When you are done, you can clean up by dropping the clone as you would any database, by using the DROP DATABASE or DROP KEYSPACE command. The clone is deleted, along with any post-compaction uncompacted files from the original database.

Best practices

Although creating a clone database is quick and initially doesn't take up much added disk space as no data is copied, a clone does create an independent set of logical tablets. Increasing the number of tablets can cause:

  • Higher CPU usage due to the additional tablets
  • Increased memory consumption from the extra tablets
  • Increased disk use after compaction of either the clone or the original database. This is because both original and post-compaction data files must be kept on disk for access by whichever database did not do the compaction. For example, if compaction is performed on the original database, new compacted files are generated which serve reads for the original database. The old data files are retained on disk to serve reads for the clone database.
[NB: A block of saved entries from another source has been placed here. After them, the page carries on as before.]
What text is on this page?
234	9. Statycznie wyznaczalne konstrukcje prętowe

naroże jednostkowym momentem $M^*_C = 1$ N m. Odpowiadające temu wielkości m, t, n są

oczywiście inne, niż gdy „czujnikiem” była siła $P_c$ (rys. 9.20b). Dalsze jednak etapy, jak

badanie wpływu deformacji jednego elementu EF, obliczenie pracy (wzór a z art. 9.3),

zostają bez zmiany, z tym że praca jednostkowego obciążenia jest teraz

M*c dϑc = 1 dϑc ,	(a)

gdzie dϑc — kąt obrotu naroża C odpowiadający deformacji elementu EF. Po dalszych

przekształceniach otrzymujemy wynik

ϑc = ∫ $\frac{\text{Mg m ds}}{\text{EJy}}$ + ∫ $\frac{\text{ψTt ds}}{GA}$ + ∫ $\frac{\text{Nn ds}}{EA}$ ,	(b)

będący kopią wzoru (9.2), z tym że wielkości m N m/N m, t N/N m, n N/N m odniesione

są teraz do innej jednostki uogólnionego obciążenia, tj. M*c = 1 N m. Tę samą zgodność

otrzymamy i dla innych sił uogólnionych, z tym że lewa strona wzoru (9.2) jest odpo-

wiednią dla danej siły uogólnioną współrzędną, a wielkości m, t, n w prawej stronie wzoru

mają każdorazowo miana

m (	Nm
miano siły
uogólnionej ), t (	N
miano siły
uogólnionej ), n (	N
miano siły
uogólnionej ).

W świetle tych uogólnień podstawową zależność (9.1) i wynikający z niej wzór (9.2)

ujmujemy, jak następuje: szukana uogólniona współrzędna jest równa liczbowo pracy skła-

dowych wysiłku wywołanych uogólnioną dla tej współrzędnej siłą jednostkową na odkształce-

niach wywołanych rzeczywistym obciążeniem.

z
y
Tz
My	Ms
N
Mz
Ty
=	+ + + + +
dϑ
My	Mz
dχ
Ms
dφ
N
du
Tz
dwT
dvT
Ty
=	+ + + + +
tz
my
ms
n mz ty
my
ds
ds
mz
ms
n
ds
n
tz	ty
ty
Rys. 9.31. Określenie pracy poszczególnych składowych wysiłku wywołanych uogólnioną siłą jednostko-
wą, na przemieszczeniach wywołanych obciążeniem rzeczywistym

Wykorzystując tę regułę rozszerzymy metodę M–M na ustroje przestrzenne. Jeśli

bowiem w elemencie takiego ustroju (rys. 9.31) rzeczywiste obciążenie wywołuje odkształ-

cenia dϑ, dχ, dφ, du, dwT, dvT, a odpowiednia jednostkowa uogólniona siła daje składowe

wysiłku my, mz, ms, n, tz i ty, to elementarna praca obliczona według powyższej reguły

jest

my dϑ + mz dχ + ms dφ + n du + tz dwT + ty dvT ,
Whenever the clone or original database is deleted, the cluster only cleans the unused data files.

Limitations

  • Cloning is not currently supported for databases that use sequences. See GitHub issue 21467 for tracking.
  • Cloning to a time before dropping Materialized views is not currently supported. See GitHub issue 23740 for tracking.